Pra começo de conversa
Dialogar é transportar boas histórias e, ao contrário de ideias, histórias não têm dono, ou pelo menos não um só
Dialogar é transportar boas histórias e, ao contrário de ideias, histórias não têm dono, ou pelo menos não um só
Cada vez que uma história é contada alguém empresta algo de diferente nela. É que quando ela se espalha é porque está cumprindo o seu propósito. Cada uma viaja pra um lugar, cada versão é única, afinal, ninguém conta a mesma história duas vezes.
De tanto que mudou o caminho, muitas vezes não se sabe nem ao certo de onde ela vem. O de boca em boca que virou tweet, que virou retweet, que virou meme, que virou sticker.
Mesmo que uma história não seja suficientemente boa para ser contada mais de uma vez, ainda assim ela não pertence apenas à pessoa que está contando. Isso porque pra ela existir depende do match de pelo menos duas pessoas: quem fala e quem escuta. Sim, quem escuta é tão dono da história quanto quem conta. Afinal, é só na conversa que a história vive, acontece, nasce.
E é conversa para todos os lados. Tem a conversa miúda, o papo furado, a boca pequena, a conversa de pescador. Tem até conversa para se jogar fora.
Conversar é transportar as boas histórias. É transmitir, compartilhar, multiplicar.
As ideias são frutos dessa interação. Fragmentos de muitas histórias que se juntam de forma e/ou contextos diferentes.
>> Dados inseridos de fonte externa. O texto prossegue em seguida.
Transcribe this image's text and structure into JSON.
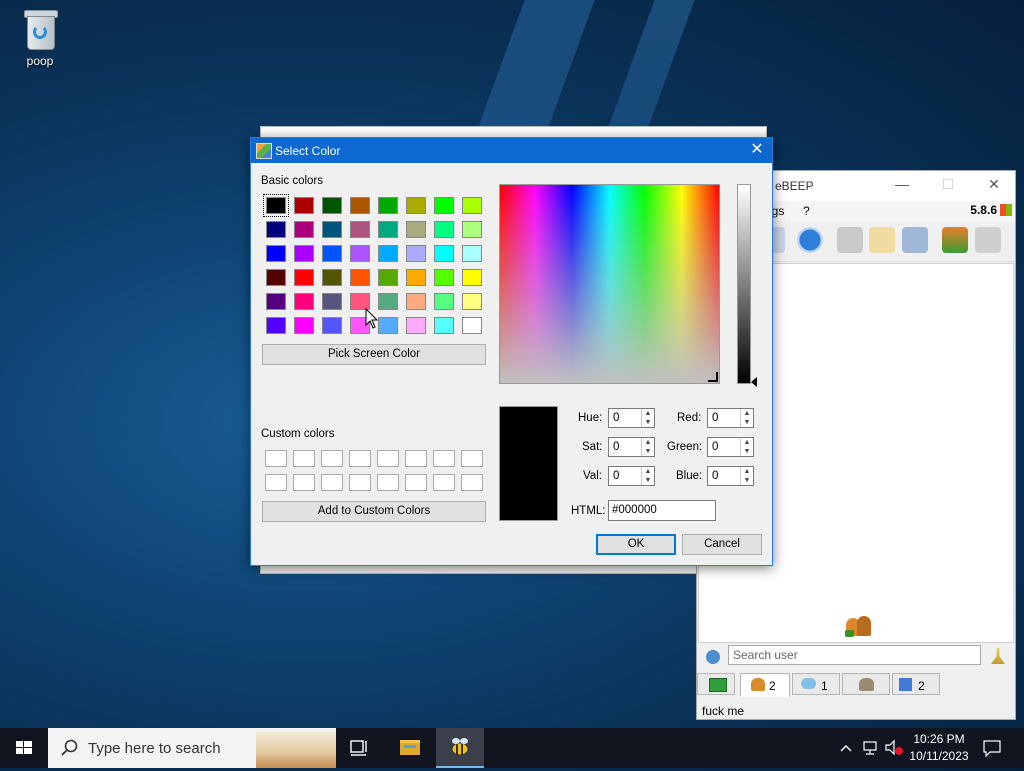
{
  "desktop": {
    "icon_label": "poop"
  },
  "dialog": {
    "title": "Select Color",
    "basic_label": "Basic colors",
    "custom_label": "Custom colors",
    "pick_screen": "Pick Screen Color",
    "add_custom": "Add to Custom Colors",
    "hue_label": "Hue:",
    "sat_label": "Sat:",
    "val_label": "Val:",
    "red_label": "Red:",
    "green_label": "Green:",
    "blue_label": "Blue:",
    "html_label": "HTML:",
    "hue": "0",
    "sat": "0",
    "val": "0",
    "red": "0",
    "green": "0",
    "blue": "0",
    "html": "#000000",
    "ok": "OK",
    "cancel": "Cancel",
    "basic_colors": [
      [
        "#000000",
        "#aa0000",
        "#005500",
        "#aa5500",
        "#00aa00",
        "#aaaa00",
        "#00ff00",
        "#aaff00"
      ],
      [
        "#00007f",
        "#aa007f",
        "#00557f",
        "#aa557f",
        "#00aa7f",
        "#aaaa7f",
        "#00ff7f",
        "#aaff7f"
      ],
      [
        "#0000ff",
        "#aa00ff",
        "#0055ff",
        "#aa55ff",
        "#00aaff",
        "#aaaaff",
        "#00ffff",
        "#aaffff"
      ],
      [
        "#550000",
        "#ff0000",
        "#555500",
        "#ff5500",
        "#55aa00",
        "#ffaa00",
        "#55ff00",
        "#ffff00"
      ],
      [
        "#55007f",
        "#ff007f",
        "#55557f",
        "#ff557f",
        "#55aa7f",
        "#ffaa7f",
        "#55ff7f",
        "#ffff7f"
      ],
      [
        "#5500ff",
        "#ff00ff",
        "#5555ff",
        "#ff55ff",
        "#55aaff",
        "#ffaaff",
        "#55ffff",
        "#ffffff"
      ]
    ]
  },
  "beebeep": {
    "title_fragment": "eBEEP",
    "menu_settings_fragment": "ngs",
    "menu_help": "?",
    "version": "5.8.6",
    "search_placeholder": "Search user",
    "tab_users_count": "2",
    "tab_chats_count": "1",
    "tab_files_count": "2",
    "status_text": "fuck me"
  },
  "taskbar": {
    "search_placeholder": "Type here to search",
    "time": "10:26 PM",
    "date": "10/11/2023"
  }
}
Ideia pode até ter dono, mas história não. Pelo menos não um dono só.
Infelizmente, não são só elas que se transportam assim, com essa facilidade. Assim como as histórias boas, as notícias falsas também têm esse potencial exponencial. Vivem em função dessa lógica mas com uma diferença fundamental. As “fake news” dependem de um outro transporte para se alastrar. Elas pegam carona no desconhecimento, no preconceito, no viés de confirmação, mas nunca em uma conversa.
Conversa é escuta, fala, troca, construção conjunta de algo novo. Notícias falsas estão mais para um monólogo coletivo. Elas circulam justamente nas bolhas onde não existe troca, apenas mimetização.
Então, quando se diz que “a democracia está em risco” leia-se “a conversa está em extinção”. Fazemos isso em troca de um bem-estar imediato, efêmero e perigoso. Uma cenourinha que nos mantém cada vez mais conectados com o que é banal e cada vez menos conectados com o que importa. Assim funciona o algoritmo. Está em função de nos manter engajados no que tem maior apelo, mas não necessariamente no que nos faz melhores.
É a tecnologia que cada vez mais aprende com a gente e não o contrário.
Somos cada vez mais uma cobaia de um experimento que, mesmo que não intencional, nos coloca em uma posição passiva.
O avanço da inteligência artificial traz uma nova camada de complexidade. Poderia uma interação com um chatbot ser uma conversa?
Isso eu não sei, mas essa é outra história. E fim começo de conversa.